On May 15th America tried a different tack. It announced new rules that target Huawei’s in-house microchips, which power many of the firm’s products. The rules are aimed at the factories that take such designs and turn them into working silicon, such as those owned by tsmc in Taiwan and smic in China. They specify that no American tools can be used to make Huawei’s products. Since every big chipmaker uses some American tools, the effect is to freeze Huawei out completely. The Chinese giant denounced a “pernicious” decision that “threatens to undermine the entire industry worldwide”.
The microchip is an American invention. But the chipmaking business has gone global. These days the dozen biggest semiconductor firms make only 27% of their sales in America. Just 20% of their plant is physically based there. Huawei evaded the worst effects of America’s original blacklist by switching suppliers and buying from non-American factories. The new measures focus on a bottleneck instead: a cohort of American-based chip-equipment firms whose products lack substitutes.
The episode will have broader consequences for the tech industry. China could retaliate by hobbling American tech firms that make money on the mainland, including Apple. And as the decoupling of America and China accelerates, tech firms that straddle the two are experimenting with ways to try to keep both sides happy. On May 15th tsmc said it would build a $12bn chip plant in Arizona. Four days later ByteDance, a Chinese social-media giant, said that it had appointed Kevin Mayer, a Disney executive, to run TikTok, its most popular app. Having an American in charge may ease worries in Washington about a Chinese app that is installed on millions of American smartphones.
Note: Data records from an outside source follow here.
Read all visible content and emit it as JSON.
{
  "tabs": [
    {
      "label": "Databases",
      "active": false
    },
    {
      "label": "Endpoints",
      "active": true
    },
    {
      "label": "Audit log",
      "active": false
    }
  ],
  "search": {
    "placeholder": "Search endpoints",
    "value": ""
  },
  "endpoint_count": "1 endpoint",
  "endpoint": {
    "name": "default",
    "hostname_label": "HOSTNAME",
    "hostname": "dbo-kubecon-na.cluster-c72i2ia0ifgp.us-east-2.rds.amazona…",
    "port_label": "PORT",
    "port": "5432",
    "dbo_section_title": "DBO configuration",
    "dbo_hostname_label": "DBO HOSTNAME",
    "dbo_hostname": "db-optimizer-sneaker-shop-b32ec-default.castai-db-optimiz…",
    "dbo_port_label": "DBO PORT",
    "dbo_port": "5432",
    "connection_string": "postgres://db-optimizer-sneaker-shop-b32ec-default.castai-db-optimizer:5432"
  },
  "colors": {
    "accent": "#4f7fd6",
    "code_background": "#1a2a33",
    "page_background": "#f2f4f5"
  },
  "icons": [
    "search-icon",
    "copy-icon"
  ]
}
The tech war is guaranteed to make the chip industry less efficient. The big question is whether using technological clout ends up undermining the very American dominance that gives rise to it. No one knows how vital American chipmaking technology really is, because until now there has been no reason to find out. Many governments are wary of China’s power. But they may chafe at American policies that tell their firms who they are allowed to do business with. They may even conclude that wriggling out from under such restrictions by shunning American suppliers is worth a try.
This has, after all, happened before. The aerospace industry is another high-tech business that America jealously guards. The hassle of complying with draconian export rules has proved a selling-point for products that contain no American technology—“itar-free”, in the jargon. America’s hawks plainly think that the chance to spike Huawei’s guns and to slow China’s technological development is worth that long-term risk.